NVCC can't inline device code across compilation units - workarounds? feature request?

What could be the reason that nvcc can’t inline device functions across compilation units? I’ve seen this have a dramatic effect on speed, at least a factor of two. It makes it hard to organize/factor large programs in a traditional manner - one is forced to compile all kernels and device functions into a single unit.

How do people deal with this? Or, is this a planned feature for future releases of CUDA? If not, how would one request it?

This is not an issue specific to the CUDA toolchain. In order to inline, the definition of a functions needs to be available. If the function is in a different compilation unit, only its interface is visible during compilation, not its implementation.

Inlining across different compilation units is something only compilers with an optimizing linker stage support. That is, the linker provides for whole program optimization, usually by working with an intermediate code representation stored in a database that comprises all object modules that are part of the executable.
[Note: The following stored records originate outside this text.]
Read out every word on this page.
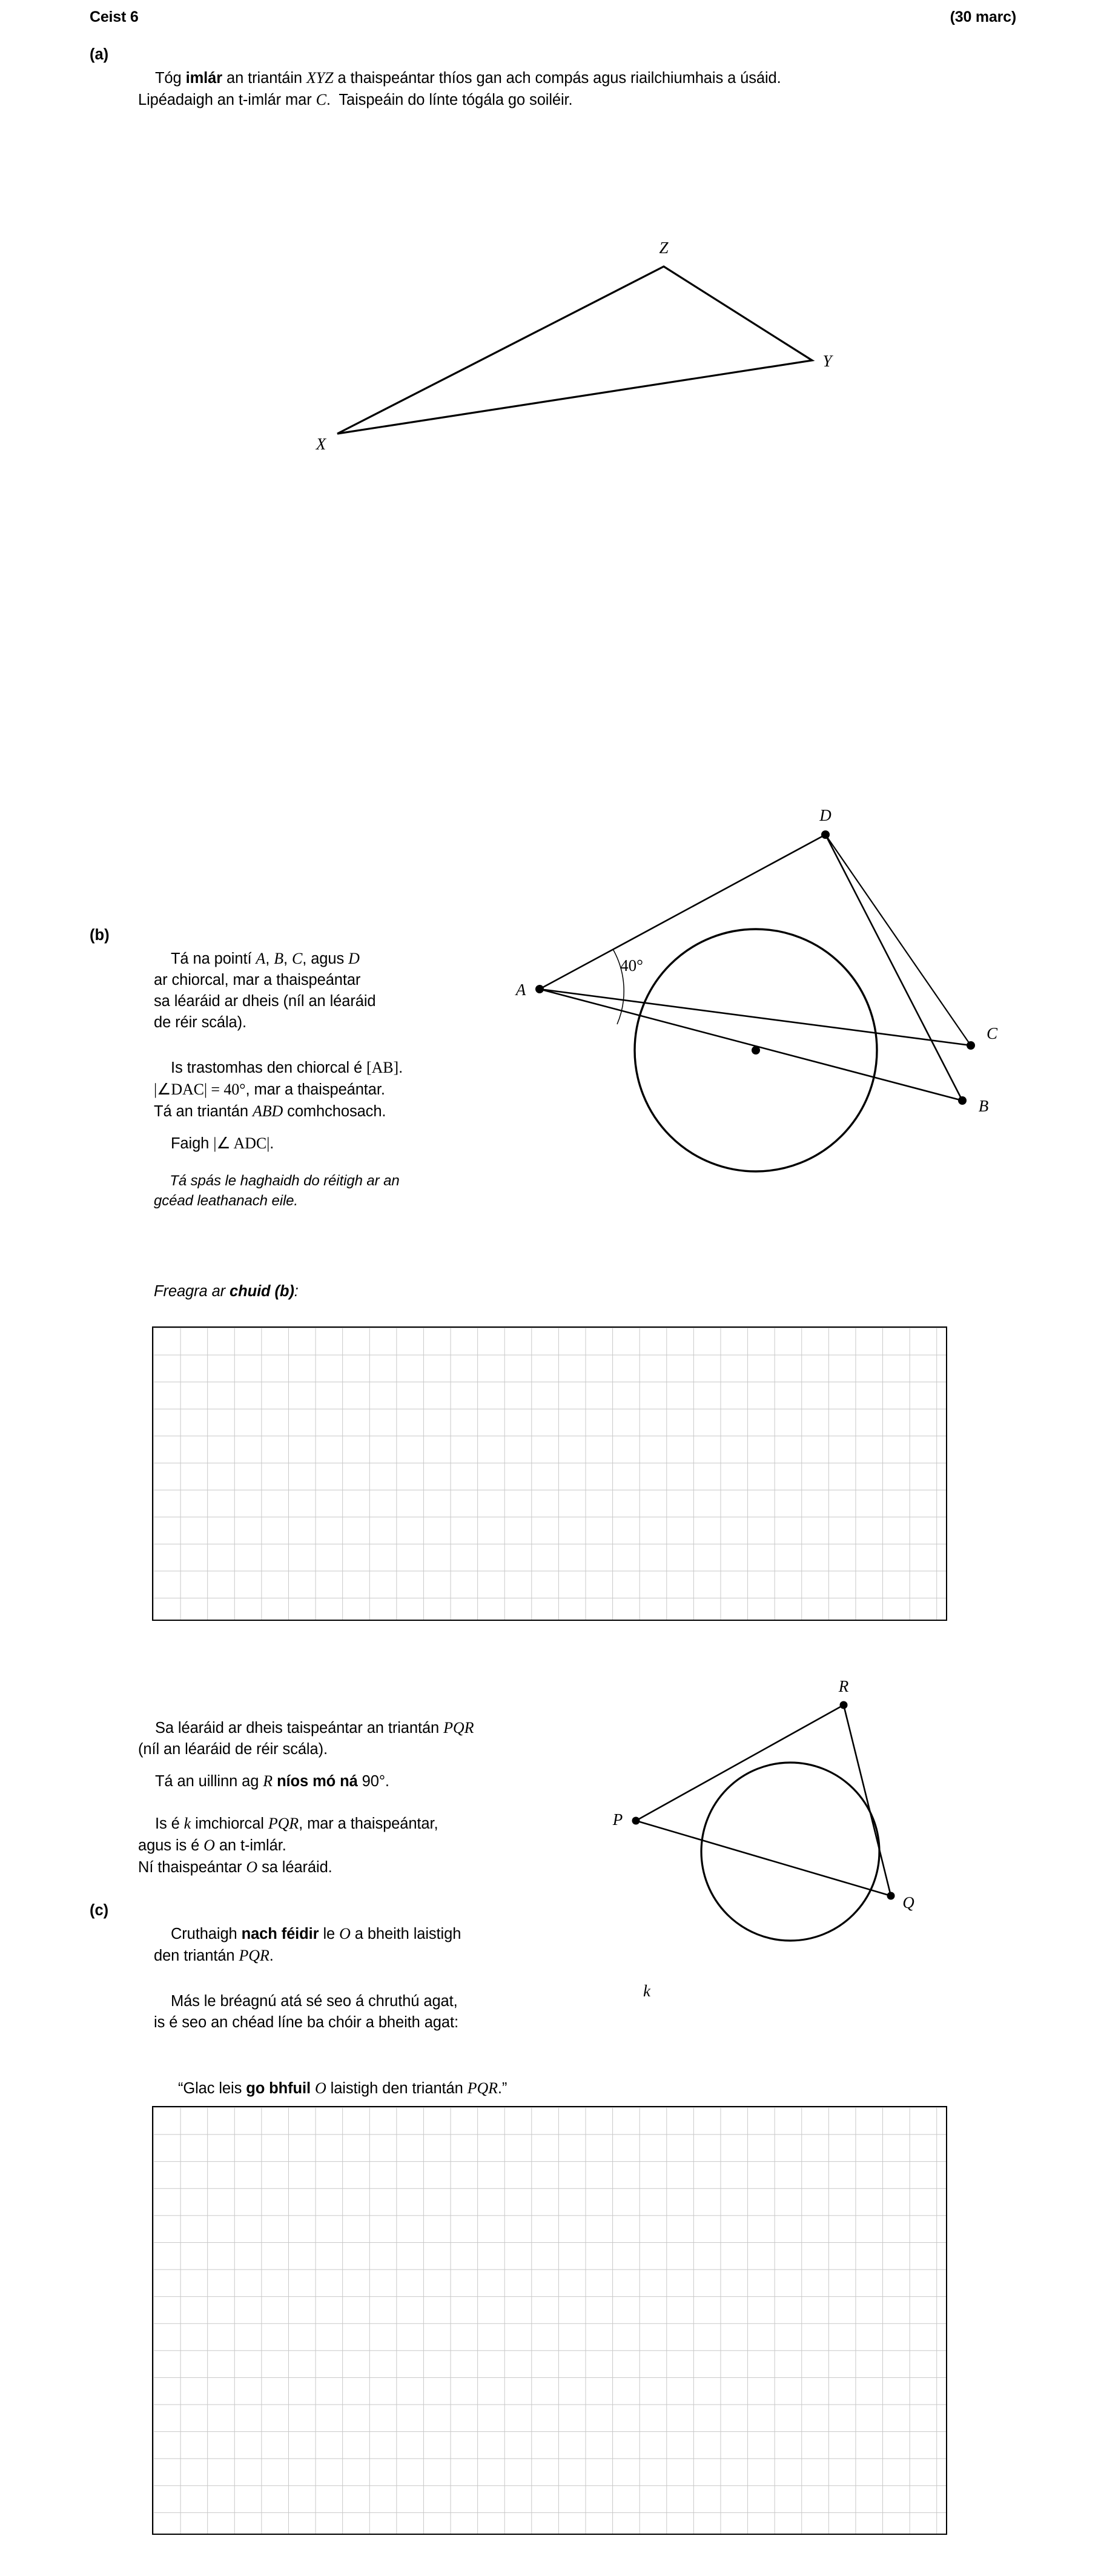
Ceist 6	(30 marc)
(a)

Tóg imlár an triantáin XYZ a thaispeántar thíos gan ach compás agus riailchiumhais a úsáid.
Lipéadaigh an t-imlár mar C.  Taispeáin do línte tógála go soiléir.

X
Y
Z
(b)

Tá na pointí A, B, C, agus D
ar chiorcal, mar a thaispeántar
sa léaráid ar dheis (níl an léaráid
de réir scála).

Is trastomhas den chiorcal é [AB].
|∠DAC| = 40°, mar a thaispeántar.
Tá an triantán ABD comhchosach.

Faigh |∠ ADC|.

Tá spás le haghaidh do réitigh ar an
gcéad leathanach eile.

A
B
C
D
40°
Freagra ar chuid (b):

Sa léaráid ar dheis taispeántar an triantán PQR
(níl an léaráid de réir scála).

Tá an uillinn ag R níos mó ná 90°.

Is é k imchiorcal PQR, mar a thaispeántar,
agus is é O an t-imlár.
Ní thaispeántar O sa léaráid.

P
Q
R
k
(c)

Cruthaigh nach féidir le O a bheith laistigh
den triantán PQR.

Más le bréagnú atá sé seo á chruthú agat,
is é seo an chéad líne ba chóir a bheith agat:

“Glac leis go bhfuil O laistigh den triantán PQR.”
The CUDA toolchain’s device-code linker does not support such functionality at present.

Without an optimizing linker, you need to make the definition of such functions visible during the compilation stage. Stick your static __forceinline__ functions into a file that is #included by all relevant compilation units (of which you can have as many as you want for your modular design).

You can submit feature requests to NVIDIA by filing a bug report and prefixing the synopsis with “RFE:” to mark it as an enhancement request rather than a report for a functional bug.